Nos politiciens doivent comprendre que, lorsqu’ils prennent la décision de se lancer en politique et de représenter la population, ils doivent prioriser l’intérêt supérieur de la nation à leurs intérêts personnels. Ce qui est aussi dangereux, c’est que cette mesure envoie un curieux message aux autres paliers gouvernementaux comme les municipalités et les commissions scolaires. N’oublions pas que ce qui est juste pour l’un doit l’être pour l’autre. Est-ce vraiment nécessaire et vital que les entreprises que possèdent nos politiciens décrochent des contrats provenant de l’État? Y aurait-il un manque critique d’entreprises au Québec capables d’effectuer le travail que l’État demande? La frontière entre les intérêts de la nation et ceux du politicien devient très mince et ouvre la porte à de nombreux débats qui sont complètement inutiles à notre époque.

John F. Kennedy a déclaré : « Les problèmes du monde ne peuvent être résolus par des sceptiques ou des cyniques dont les horizons se limitent aux réalités évidentes. Nous avons besoin d'hommes capables d'imaginer ce qui n'a jamais existé ».  Voilà, je crois le chemin que nous devons prendre. Mais présentement qui pourrait incarner ce changement? Qui saurait insuffler une nouvelle énergie et nous montrer ce que nous pouvons faire si nous travaillons tous ensemble? Ce n’est certes pas le chemin le plus facile, par contre ce n’est qu’a l’effort qu’on peut calculer la grandeur d’une réussite.
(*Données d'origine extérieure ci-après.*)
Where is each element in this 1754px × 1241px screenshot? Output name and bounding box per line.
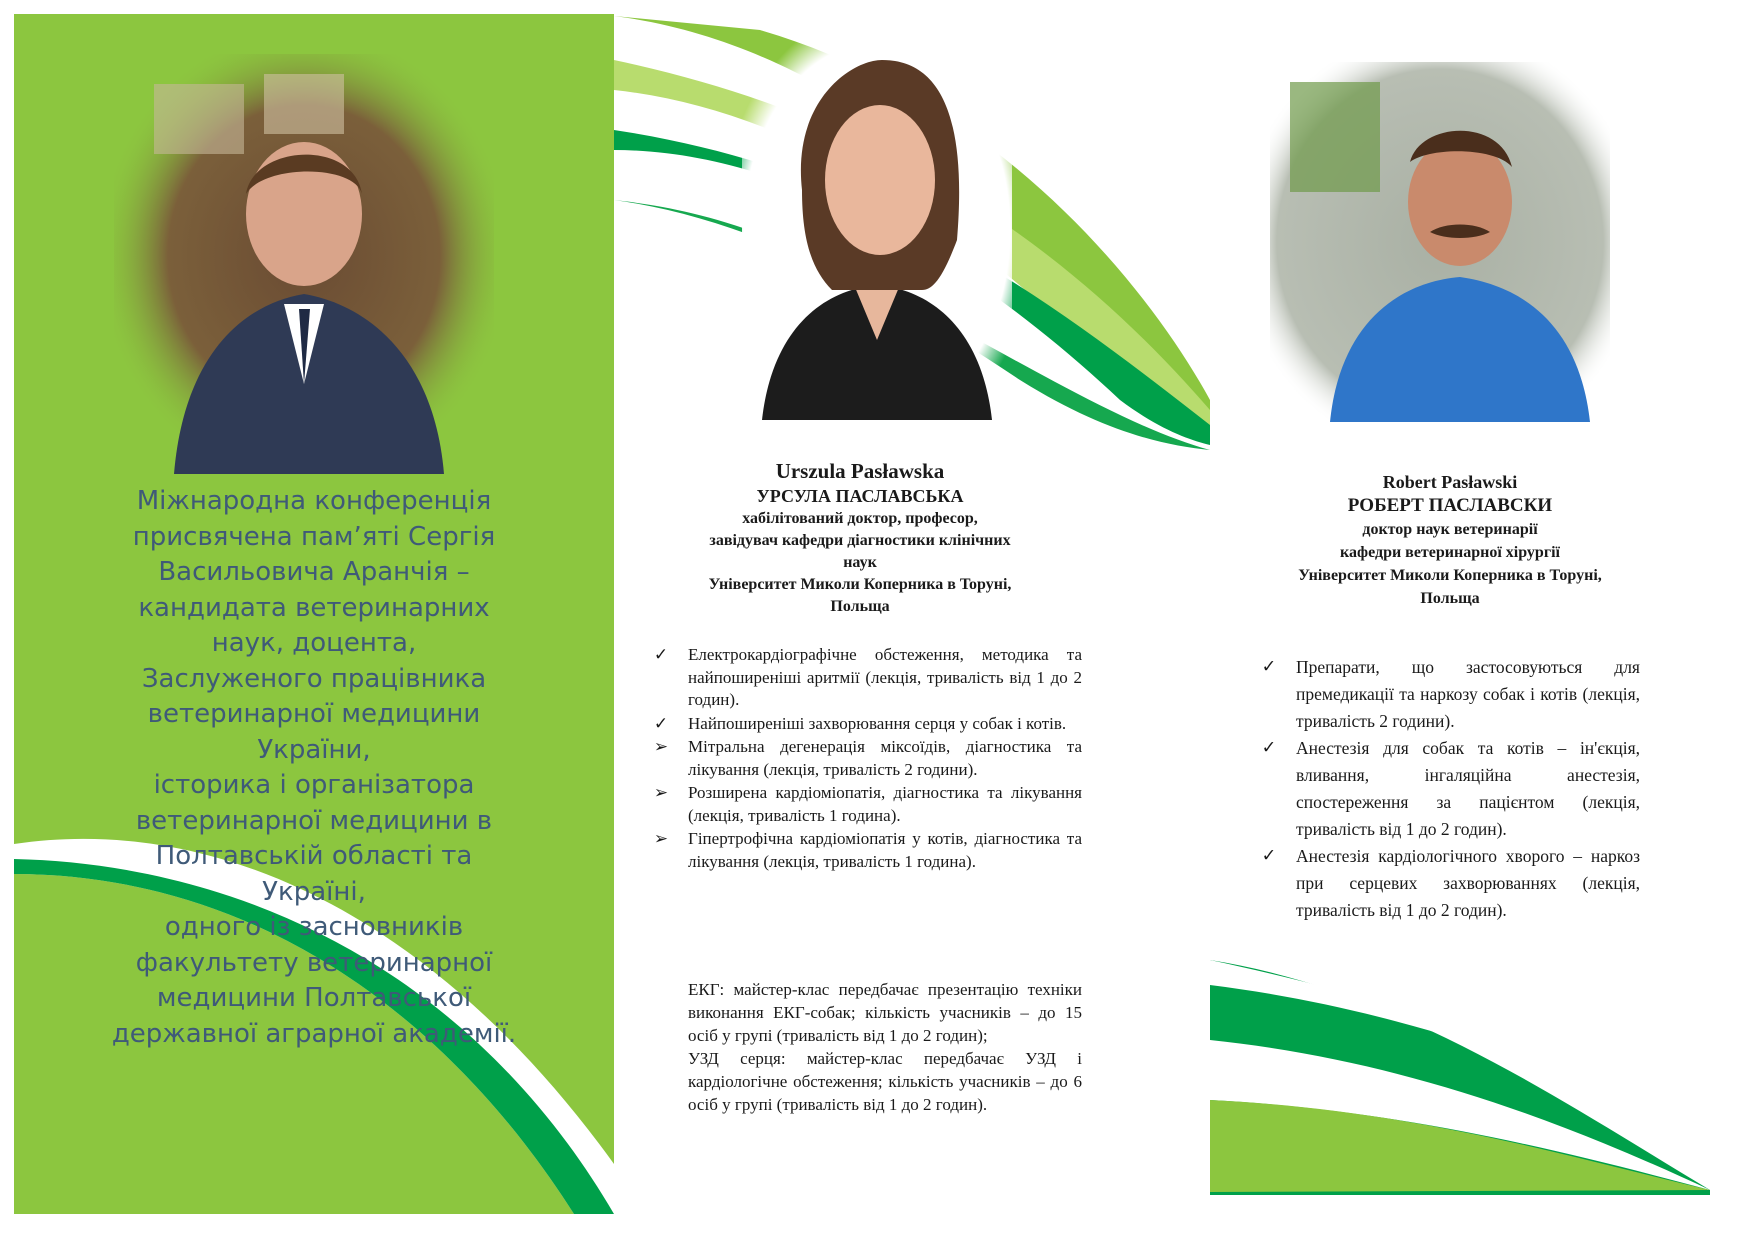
speaker-header-right bbox=[1240, 470, 1660, 610]
right-bottom-light-band bbox=[1210, 1040, 1710, 1190]
check-icon: ✓ bbox=[653, 713, 669, 734]
lecture-item bbox=[653, 782, 1082, 827]
speaker-title-line: наук bbox=[843, 554, 877, 571]
speaker-name-cyrillic: РОБЕРТ ПАСЛАВСКИ bbox=[1347, 495, 1553, 516]
lecture-item bbox=[653, 644, 1082, 712]
lecture-item bbox=[653, 828, 1082, 873]
lecture-list-right bbox=[1261, 654, 1640, 924]
memorial-dedication-text bbox=[54, 484, 574, 1052]
masterclass-description bbox=[688, 978, 1082, 1116]
lecture-text: Гіпертрофічна кардіоміопатія у котів, діагностика та лікування (лекція, тривалість 1 година). bbox=[688, 829, 1082, 871]
memorial-line: ветеринарної медицини в bbox=[135, 805, 493, 836]
memorial-line: медицини Полтавської bbox=[156, 983, 472, 1013]
speaker-name-cyrillic: УРСУЛА ПАСЛАВСЬКА bbox=[756, 486, 964, 506]
lecture-text: Анестезія кардіологічного хворого – наркоз при серцевих захворюваннях (лекція, тривалість від 1 до 2 годин). bbox=[1296, 846, 1640, 920]
lecture-text: Препарати, що застосовуються для премедикації та наркозу собак і котів (лекція, тривалість 2 години). bbox=[1296, 657, 1640, 731]
lecture-item bbox=[1261, 735, 1640, 843]
memorial-line: державної аграрної академії. bbox=[111, 1018, 517, 1049]
speaker-title-line: Університет Миколи Коперника в Toруні, bbox=[708, 576, 1012, 593]
portrait-photo-left bbox=[114, 54, 494, 474]
left-panel bbox=[14, 14, 614, 1214]
lecture-item bbox=[653, 713, 1082, 736]
lecture-text: Електрокардіографічне обстеження, методика та найпоширеніші аритмії (лекція, тривалість від 1 до 2 годин). bbox=[688, 645, 1082, 709]
lecture-list-middle bbox=[653, 644, 1082, 874]
memorial-line: присвячена пам’яті Сергія bbox=[132, 521, 496, 552]
portrait-photo-right bbox=[1270, 62, 1610, 422]
arrow-icon: ➢ bbox=[653, 783, 669, 803]
right-bottom-green-band bbox=[1210, 960, 1710, 1195]
speaker-title-line: завідувач кафедри діагностики клінічних bbox=[709, 532, 1011, 549]
speaker-title-line: Польща bbox=[1420, 590, 1480, 607]
check-icon: ✓ bbox=[1261, 846, 1277, 866]
portrait-photo-middle bbox=[742, 40, 1012, 420]
masterclass-ekg: ЕКГ: майстер-клас передбачає презентацію техніки виконання ЕКГ-собак; кількість учасників – до 15 осіб у групі (тривалість від 1 до 2 годин); bbox=[688, 980, 1082, 1045]
speaker-name-latin: Robert Pasławski bbox=[1382, 472, 1518, 492]
lecture-item bbox=[653, 736, 1082, 781]
speaker-name-latin: Urszula Pasławska bbox=[775, 459, 945, 483]
speaker-header-middle bbox=[640, 458, 1080, 618]
memorial-line: факультету ветеринарної bbox=[135, 947, 493, 978]
check-icon: ✓ bbox=[1261, 738, 1277, 758]
memorial-line: наук, доцента, bbox=[211, 628, 417, 658]
memorial-line: Полтавській області та bbox=[155, 841, 473, 871]
memorial-line: Заслуженого працівника bbox=[141, 663, 487, 694]
lecture-item bbox=[1261, 654, 1640, 735]
lecture-text: Мітральна дегенерація міксоїдів, діагностика та лікування (лекція, тривалість 2 години). bbox=[688, 737, 1082, 779]
speaker-title-line: Польща bbox=[830, 598, 890, 615]
memorial-line: одного із засновників bbox=[164, 912, 464, 942]
masterclass-uzd: УЗД серця: майстер-клас передбачає УЗД і кардіологічне обстеження; кількість учасників – до 6 осіб у групі (тривалість від 1 до 2 годин). bbox=[688, 1049, 1082, 1114]
right-upper-thin-band bbox=[1210, 960, 1550, 1070]
speaker-title-line: доктор наук ветеринарії bbox=[1362, 521, 1538, 538]
memorial-line: Міжнародна конференція bbox=[136, 486, 492, 516]
speaker-title-line: кафедри ветеринарної хірургії bbox=[1340, 544, 1560, 561]
arrow-icon: ➢ bbox=[653, 829, 669, 849]
lecture-text: Найпоширеніші захворювання серця у собак і котів. bbox=[688, 713, 1067, 733]
lecture-text: Розширена кардіоміопатія, діагностика та лікування (лекція, тривалість 1 година). bbox=[688, 783, 1082, 825]
memorial-line: Васильовича Аранчія – bbox=[158, 557, 470, 587]
check-icon: ✓ bbox=[1261, 657, 1277, 677]
lecture-item bbox=[1261, 843, 1640, 924]
speaker-title-line: Університет Миколи Коперника в Торуні, bbox=[1298, 567, 1602, 584]
speaker-title-line: хабілітований доктор, професор, bbox=[742, 510, 978, 527]
memorial-line: кандидата ветеринарних bbox=[138, 592, 490, 623]
memorial-line: ветеринарної медицини bbox=[147, 699, 481, 729]
memorial-line: історика і організатора bbox=[153, 770, 475, 800]
arrow-icon: ➢ bbox=[653, 737, 669, 757]
lecture-text: Анестезія для собак та котів – ін'єкція, вливання, інгаляційна анестезія, спостереження за пацієнтом (лекція, тривалість від 1 до 2 годин). bbox=[1296, 738, 1640, 839]
memorial-line: України, bbox=[257, 734, 371, 765]
check-icon: ✓ bbox=[653, 645, 669, 665]
right-bottom-light-green bbox=[1210, 1100, 1710, 1192]
memorial-line: Україні, bbox=[262, 876, 366, 907]
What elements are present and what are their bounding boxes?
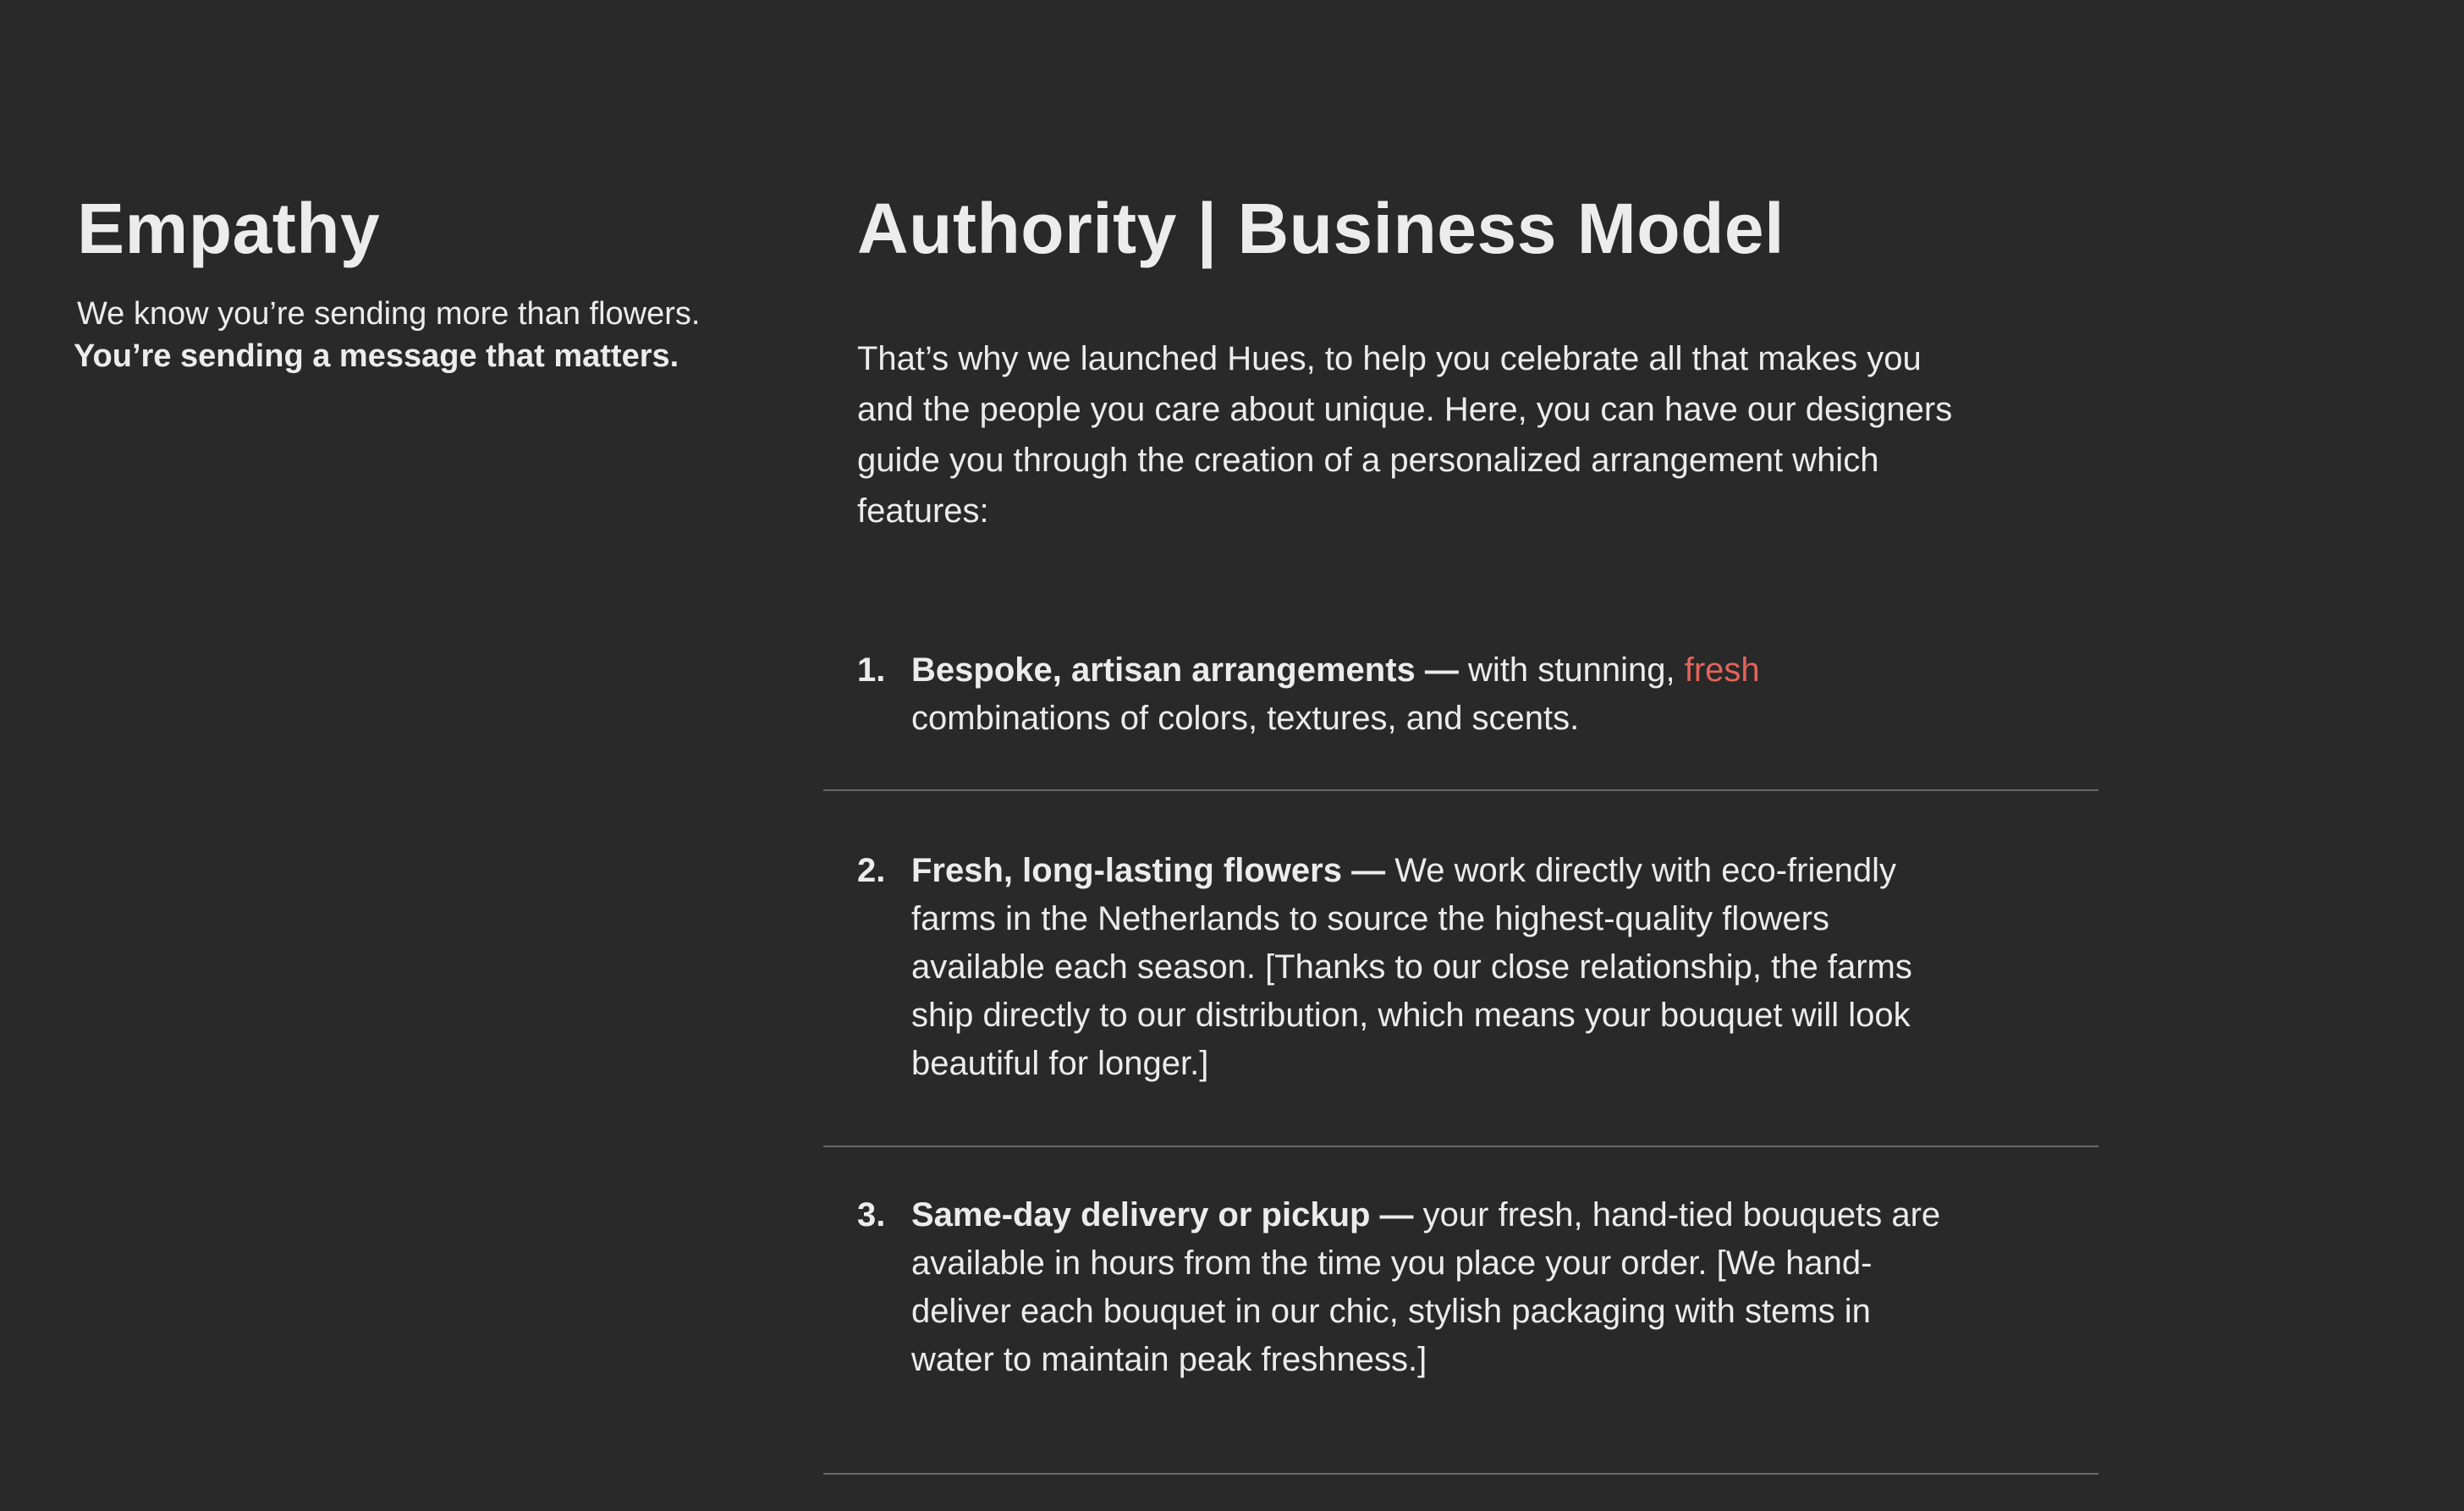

Dans un tel cheminement, il n’y a pas seulement l’État qui doit se mettre en marche. La population tout entière doit aussi mettre l’épaule à la roue. Il est dans son intérêt de s’impliquer politiquement pour bien se faire comprendre, par contre nous devons comprendre que nous ne pouvons faire passer les intérêts de certaines minorités ou d’individus devant les intérêts de la nation tout entière. Nous ne réglerons certainement pas nos problèmes en cherchant des solutions qui divisent à une époque où tous les événements nous poussent à nous unir afin d’assurer un legs de qualité à la prochaine génération. On travaille tous pour améliorer notre qualité de vie, mais il vient un moment où l’on travaille plus pour assurer un avenir de qualité à nos enfants. C’est dans cet esprit que nous devons évoluer et je suis certain que les résultats seront sans précédent.

Pour terminer, je crois que le changement devra inévitablement venir de la base.  C’est à nous, acteurs du monde municipal, d’initier un mouvement fort qui provoquera une onde de choc en haut lieu. C’est désormais à nous de voir aux intérêts de notre région. Pour ce faire, il nous faudra abattre nos différences et créer de nouvelles synergies afin d’améliorer le monde ou nous vivons. C’est à nous de montrer à nos gouvernements ce qui doit être fait et de leur indiquer ce dont nous avons besoin pour bien servir notre population.